L’usine américaine de Lion sur la bonne voie

ARG-LION-TRUDEAU-LEGAULT
Photo Joël Lemay Marc Bédard, président de Lion.

Coup d'oeil sur cet article

Après l’usine de batteries québécoise de Saint-Jérôme, Lion Électrique s’apprête à annoncer ces prochains mois l’ouverture d’une usine de fabrication de véhicules de 130 millions $ US (162,4 M$ CAN) aux États-Unis.

« On a une courte liste de trois États. On est dans la phase finale de négociation », a confirmé Marc Bédard, président et fondateur de La Compagnie Électrique Lion, à l’émission Mêlez-vous de vos affaires.

Prêts de 100 M$

Lundi dernier, le fleuron québécois du transport électrique a obtenu un prêt de 100 millions de dollars de Québec et d’Ottawa pour bâtir son usine automatisée de blocs-batteries de 185 millions de dollars à Saint-Jérôme, dans les Laurentides.
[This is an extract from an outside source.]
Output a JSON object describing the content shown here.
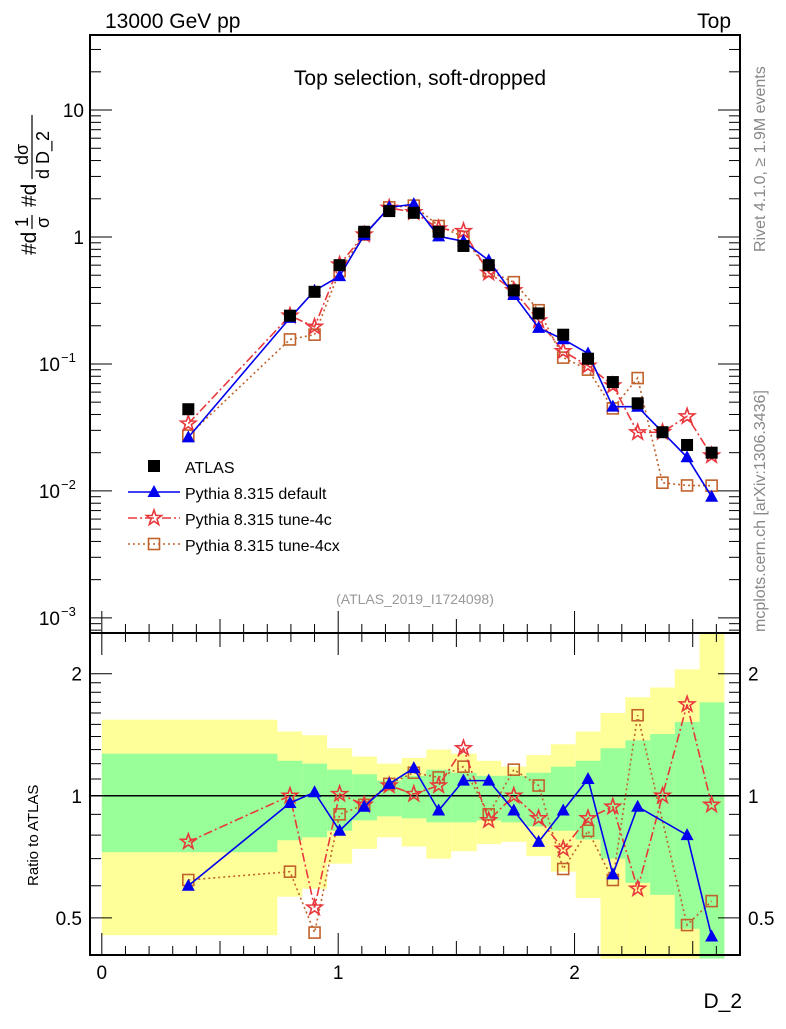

« Sur 100 millions, 30 % sont pardonnables, avec des conditions extrêmement sévères. C’est un très bon deal pour l’État », a résumé Marc Bédard à QUB radio.

Alors que Québec solidaire accuse les gouvernements de jouer au « père Noël » en aidant l’entreprise plutôt qu’en prenant une participation, le PDG de Lion souligne que le prêt servira à la compagnie, et non aux actionnaires.

« Je pense que ceux qui disent que [c’est] pour les gens qui sont riches mélangent complètement les sujets, c’est une jeune compagnie québécoise, Lion, qui a besoin de liquidités pour pouvoir percer », a lancé Marc Bédard.

Pas le choix d’aller en Bourse

D’après lui, Lion n’avait d’ailleurs pas le choix d’aller en Bourse pour aller chercher 500 millions $ US (625 M$ CAN) pour satisfaire sa soif de projets.

« Pour garder la propriété de Lion au Québec et au Canada, c’était la façon de faire. Avec le montant d’argent que l’on a besoin d’aller chercher, il n’y avait pas mille et une façons de le faire », indique-t-il.

« Allez chercher ces montants-là en y allant avec un placement privé, la propriété québécoise aurait été perdue, je vous le confirme », conclut-il.